Several limitations must be considered when interpreting study results. First, the data used in this study are cross-sectional, so we are unable to infer a causal relationship between grit and help seeking. Second, military service was scored in our data set as a binary yes/no. As such, we are unable to assess the influences of factors such as the type of training, service length, deployment status, and exposure to direct combat, each of which may influence both grit levels and help seeking behaviors. Third, help-seeking was assessed using a single item, and our study does not differentiate between different types and degrees of help-seeking behavior. Fourth, our data were collected as part of a large, multi-site study of student health; it is possible that some students self-selected out of participation or that items on the larger study impacted responses to the items used in this study. Fifth, although the overall model was significant the total amount of variance explained for help-seeking was low. Overall variance explained for behavioral data may be impacted by many factors, resulting in a numerically low R2 even in models with good predictor variables.55 Future work may examine other factors that may ultimately explain more variance in help-seeking behaviors among veterans. Finally, our study did not measure help-seeking attitudes, which may strongly influence help-seeking behavior.
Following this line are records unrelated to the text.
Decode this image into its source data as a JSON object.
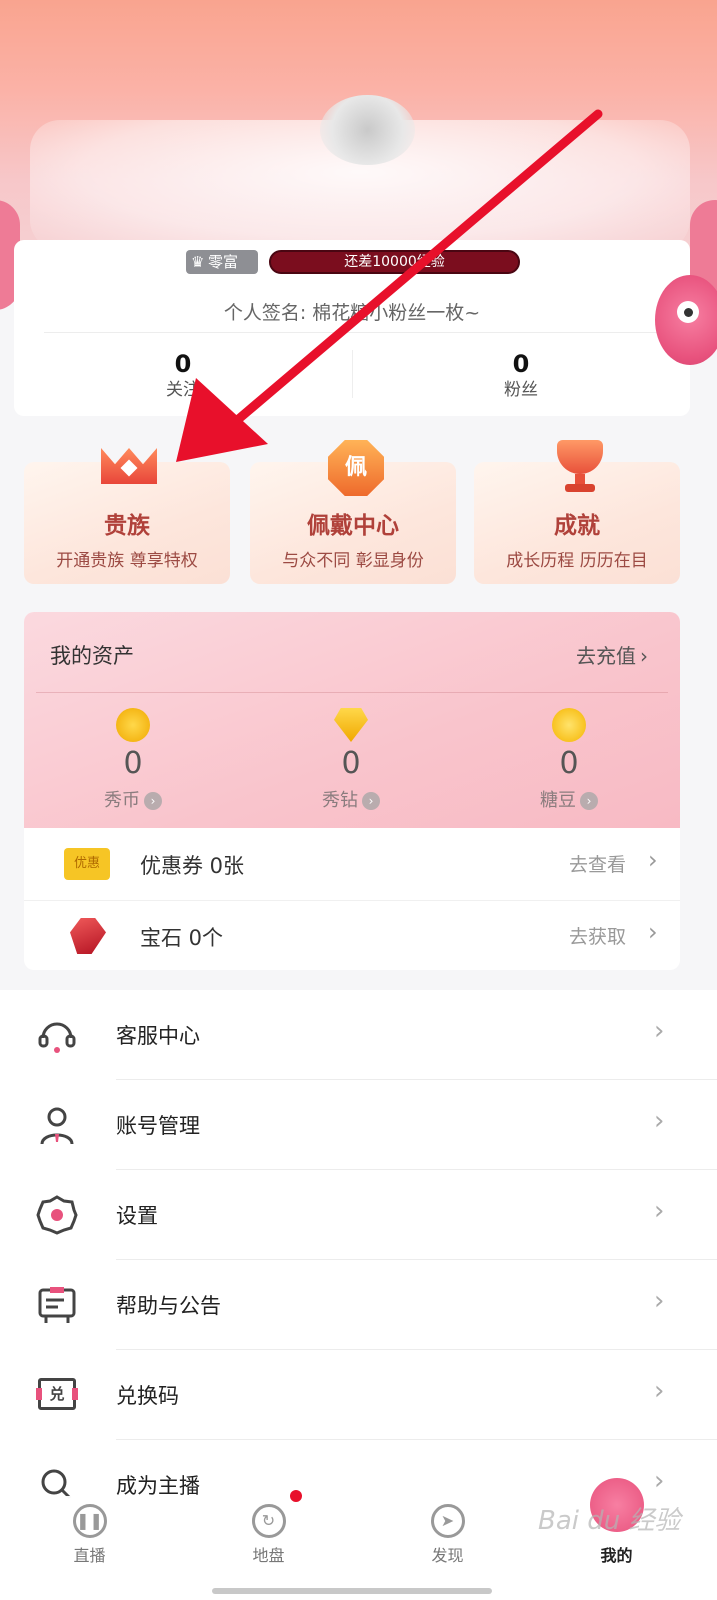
{
  "profile": {
    "level_badge": "零富",
    "exp_text": "还差10000经验",
    "signature": "个人签名: 棉花糖小粉丝一枚~",
    "stats": [
      {
        "value": "0",
        "label": "关注"
      },
      {
        "value": "0",
        "label": "粉丝"
      }
    ]
  },
  "features": [
    {
      "title": "贵族",
      "subtitle": "开通贵族 尊享特权",
      "icon": "crown-icon"
    },
    {
      "title": "佩戴中心",
      "subtitle": "与众不同 彰显身份",
      "icon": "badge-icon",
      "icon_char": "佩"
    },
    {
      "title": "成就",
      "subtitle": "成长历程 历历在目",
      "icon": "trophy-icon"
    }
  ],
  "assets": {
    "title": "我的资产",
    "recharge_label": "去充值",
    "items": [
      {
        "value": "0",
        "label": "秀币",
        "icon": "coin-icon"
      },
      {
        "value": "0",
        "label": "秀钻",
        "icon": "diamond-icon"
      },
      {
        "value": "0",
        "label": "糖豆",
        "icon": "bean-icon"
      }
    ],
    "rows": [
      {
        "label": "优惠券 0张",
        "action": "去查看",
        "icon": "coupon-icon",
        "icon_text": "优惠"
      },
      {
        "label": "宝石 0个",
        "action": "去获取",
        "icon": "gem-icon"
      }
    ]
  },
  "menu": [
    {
      "label": "客服中心",
      "icon": "headset-icon"
    },
    {
      "label": "账号管理",
      "icon": "account-icon"
    },
    {
      "label": "设置",
      "icon": "settings-icon"
    },
    {
      "label": "帮助与公告",
      "icon": "notice-icon"
    },
    {
      "label": "兑换码",
      "icon": "redeem-icon",
      "icon_text": "兑"
    },
    {
      "label": "成为主播",
      "icon": "anchor-icon"
    }
  ],
  "tabs": [
    {
      "label": "直播",
      "icon": "live-icon"
    },
    {
      "label": "地盘",
      "icon": "territory-icon"
    },
    {
      "label": "发现",
      "icon": "compass-icon"
    },
    {
      "label": "我的",
      "icon": "profile-icon"
    }
  ],
  "colors": {
    "accent": "#e8527d",
    "exp_bar": "#7b0d1e",
    "arrow": "#e8102b"
  },
  "watermark": "Bai du 经验"
}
Future research may also explore factors associated with mental health service use among student veterans, such as lack of resources and information related to mental health for student-veterans. For specific groups of student-veterans, such as racial/ethnic minorities, campus-based services may also not consistently provide culturally-affirming care. These intersections of identities and college campus resources may be more fully explored to develop interventions targeted toward specific underserved groups.
Funding
No funding was used to support this research and/or the preparation of the manuscript.
Footnotes
Conflict of interest disclosure
The authors have no conflicts of interest to report. The authors confirm that the research presented in this article met the ethical guidelines, including adherence to the legal requirements, of The United States of America and received approval from the University of Texas at Austin.